Opening a chart of a variety, the trend shown in front of us is generally very intuitive-rising, falling or sideways, and it is generally feasible to use Dow Theory to make judgments.
But how does this work?
In a rising market, if you want to go long, where should you go long? What price? The Dow Theory only says that the low point of the callback is higher than the other, so how much higher? Is it 1:00? 100 points? Or 500 points? If everything works, then the stop loss space may be very large!
Therefore, Dow Theory can be used as a method of strategic judgment, but if it is used as a tool for tactical entry and exit, its operability is relatively low.
The same is true for the wave theory derived from the Dow Theory. It only tells you the shape of the wave, but cannot tell you the approximate entry position, which leads to the embarrassing situation of "thousands of people and thousands of waves". It is in the shape of a wave, no matter how you divide the position of the wave, it makes sense.
Therefore, the operability of the wave theory is also low, at most it can only be used as a strategic judgment, and then measured with other tools.
As for tools such as trend lines and moving averages, let’s not talk about their actual effects. By distinguishing the online or offline position of the price, they are used to divide the trend, which is more obvious and more operable.

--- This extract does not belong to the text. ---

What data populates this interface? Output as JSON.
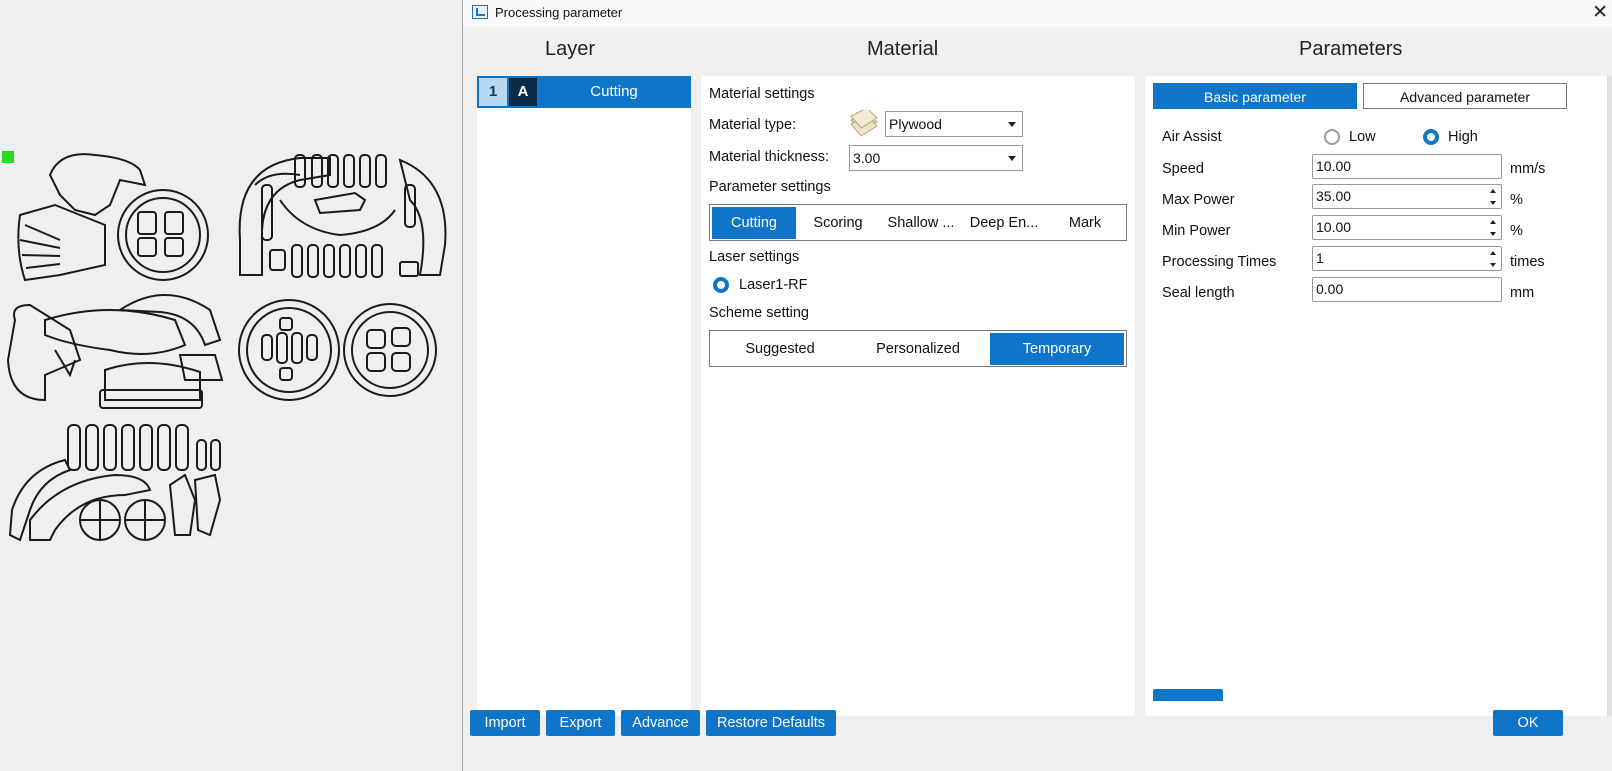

Therefore, no matter what tool you choose for trend trading, it must be able to measure trends effectively and be highly operable.
So how do we choose tools, and then do a good job in trend trading?
You can refer to the following three points:
One, the tool should be able to clearly define trends and be highly operable.
That is to say, the trend measurement tool you choose should be able to clearly define the trend, there is no ambiguity, and it can be used as an effective basis for entering and exiting the market. (This is the main reason I chose trendlines as a tool.)
Second, there must be auxiliary tools to make up for its shortcomings.
Regardless of any tool, if there are advantages, there must be disadvantages, so you have to choose some auxiliary tools to make up for its shortcomings, so as to make a good deal.
Third, formulate a suitable trading strategy.
Many people think that there is a disadvantage of trend trading, that is, to hold a profit position until the trend reversal is confirmed, and often a large part of the profit will be given back. In this regard, in fact, part of the profits can be kept by formulating a lightening strategy to avoid large profit-taking or turning into losses.
Everyone's strategy may be different, as long as it can be properly balanced, the trend will continue or evolve into a reversal.
When you have a highly operable tool that can effectively measure the trend, then combine the "potential, position, state" framework to build a complete trend trading system and continuously optimize it, and then you will never stop on this road Moving forward in Yudi will eventually achieve your future and reach the other side of wealth!